VIOLAÇÃO TUMULAR PUNIDA - Narrativa Clássica Sobrenatural - Anônimo do séc. XIV


 

VIOLAÇÃO TUMULAR PUNIDA

Anônimo do séc. XIV

Tradução de Paulo Soriano

 

 

Quando soube que a filha de um dos líderes da cidade havia morrido e que, vestida com roupas muito preciosas, havia sido sepultada fora da cidade, o meu costume de fazer o mal levou-me a entrar em seu sepulcro, à noite, onde, tendo-a despido completamente, sem sequer perdoar a camisa, deixei-a tão nua como quando veio ao mundo.
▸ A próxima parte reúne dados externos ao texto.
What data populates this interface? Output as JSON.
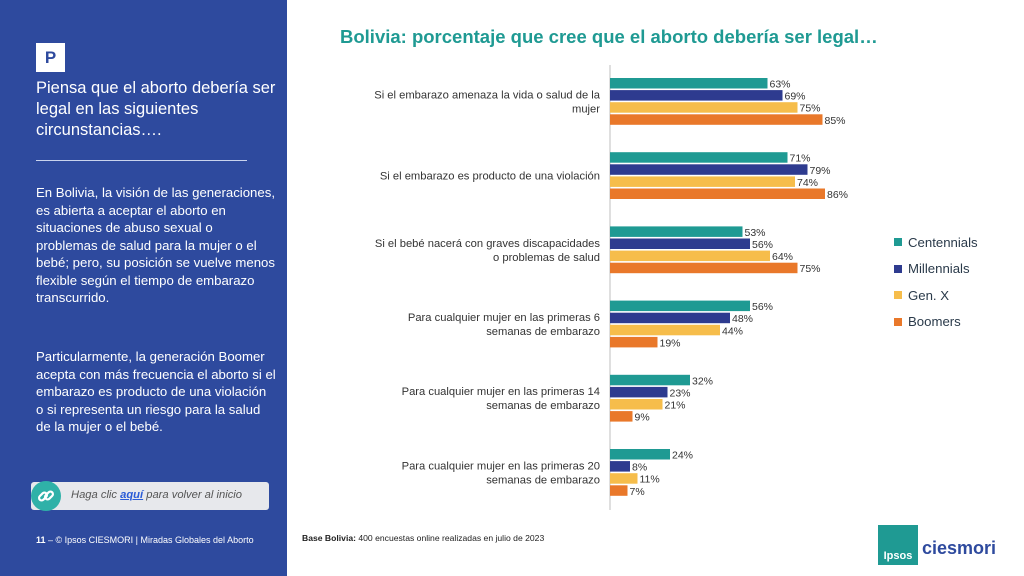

Eu já me preparava para sair, quando ela se levantou, pegou a minha mão direita com a sua mão esquerda e disse-me:

—Ó mais perverso e vilão de todos os homens! Será possível que tenhas tido a ousadia de me pôr neste estado de nudez? Se a ciência dos juízos de Deus e da condenação eterna não vos infunde o medo, pelo menos deveríeis ter tido piedade de mim, depois de minha morte. Professando ser cristão, não tiveste vergonha em deixar nua, assim, uma mulher cristã?  Tu não veneravas o meu sexo — o sexo a que deves a tua vida? E não temias que, insultando-me assim, estiveste a insultar igualmente a tua mãe? Miserável! E mais miserável do que se pode dizer, pois, quando tiveres que comparecer perante o terrível de Jesus Cristo, qual a razão lhe poderás dar para o crime que acabas de cometer contra a minha pessoa? Nenhum estranho viu o meu rosto quando eu estava viva, mas, depois de morta, tu entraste no meu túmulo, despiste-me e olhaste para o meu corpo desnudo.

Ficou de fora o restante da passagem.